In the records, Buckeye asks for a declaratory judgment that a Buckeye/Raycom retransmission consent agreement does not include WUPW and that the American Spirit engage in “good faith” negotiations with Buckeye for its own retransmission consent agreement for WUPW.
Henson said that Buckeye has paid “not one dollar” to American Spirit.
“It started when I originally bought Fox Toledo. [Buckeye] immediately refused to pay the amount that they had agreed to pay,” Henson said. “Buckeye is the only [provider] who wouldn’t pay.”
“I would hope that Buckeye subscribers would all contact Buckeye and say, ‘Get me everything I’m entitled to. It’s not fair for me,’” Henson said.
Buckeye also ran a full-page ad in The Blade, which like Buckeye is owned by Block Communications, stating that Raycom and American Spirit took 63 jobs away from Toledo.
“The two companies also eliminated the independent news operation of WUPW,” the ad reads
The ad calls for American Spirit and Raycom to restore the 63 jobs, return the news operation of WUPW and allow WUPW to be on Buckeye while the court proceedings go on.
In response to the ad, Henson did acknowledge there had been some job consolidation, but said, “I believe our newscast is dramatically better than it has ever been before.”
He added the way for WUPW to come back on Buckeye was for the company to comply with the terms of the contract.
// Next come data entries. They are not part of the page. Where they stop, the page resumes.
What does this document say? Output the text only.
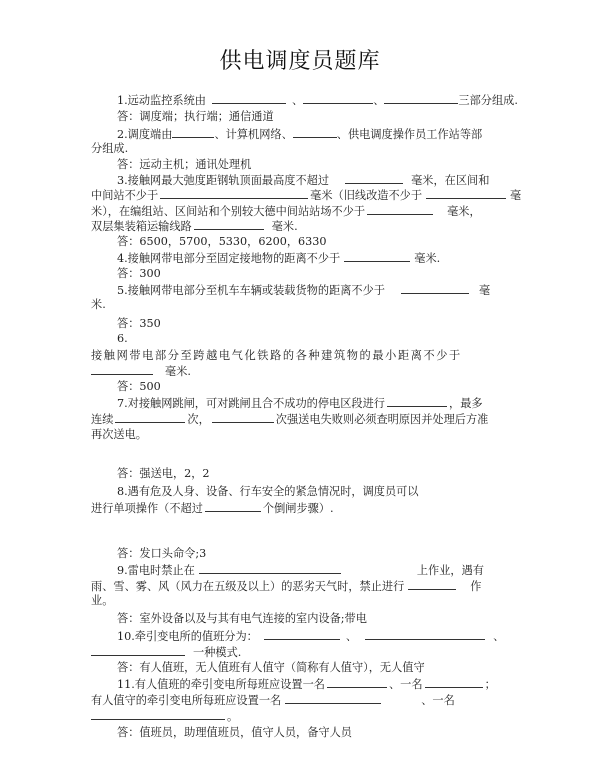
供电调度员题库
1.远动监控系统由	、	、	三部分组成.
答：调度端；执行端；通信通道
2.调度端由	、计算机网络、	、供电调度操作员工作站等部
分组成.
答：远动主机；通讯处理机
3.接触网最大弛度距钢轨顶面最高度不超过	毫米，在区间和
中间站不少于	毫米（旧线改造不少于	毫
米），在编组站、区间站和个别较大德中间站站场不少于	毫米，
双层集装箱运输线路	毫米.
答：6500，5700，5330，6200，6330
4.接触网带电部分至固定接地物的距离不少于	毫米.
答：300
5.接触网带电部分至机车车辆或装载货物的距离不少于	毫
米.
答：350
6.
接触网带电部分至跨越电气化铁路的各种建筑物的最小距离不少于
毫米.
答：500
7.对接触网跳闸，可对跳闸且合不成功的停电区段进行	，最多
连续	次，	次强送电失败则必须查明原因并处理后方准
再次送电。
答：强送电，2，2
8.遇有危及人身、设备、行车安全的紧急情况时，调度员可以
进行单项操作（不超过	个倒闸步骤）.
答：发口头命令;3
9.雷电时禁止在	上作业，遇有
雨、雪、雾、风（风力在五级及以上）的恶劣天气时，禁止进行	作
业。
答：室外设备以及与其有电气连接的室内设备;带电
10.牵引变电所的值班分为：	、	、
一种模式.
答：有人值班，无人值班有人值守（简称有人值守），无人值守
11.有人值班的牵引变电所每班应设置一名	、一名	；
有人值守的牵引变电所每班应设置一名	、一名
。
答：值班员，助理值班员，值守人员，备守人员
Henson said he has been in the cable business since 2003. His company is run out of Charlotte, N.C.
“It’s just so frustrating. This has never happened to me. I’ve never had a station go off cable,” he said.
Brad Mefferd, president of Buckeye, and Buckeye’s attorney Keith Wilkowski had not returned calls by press time.
Raycom released a statement that said, “Raycom Media is proud of our role producing some of the most watched news in northwest Ohio for FOX Toledo. Since April, Buckeye Cable has been violating our copyright on that news programming by refusing to honor its contractual obligations. That is a disservice not only to our company but to the broader community Buckeye serves. Our hope is that we can resolve this matter so that Buckeye Cable can resume lawfully providing its customers with the programming they deserve and are paying for each month.”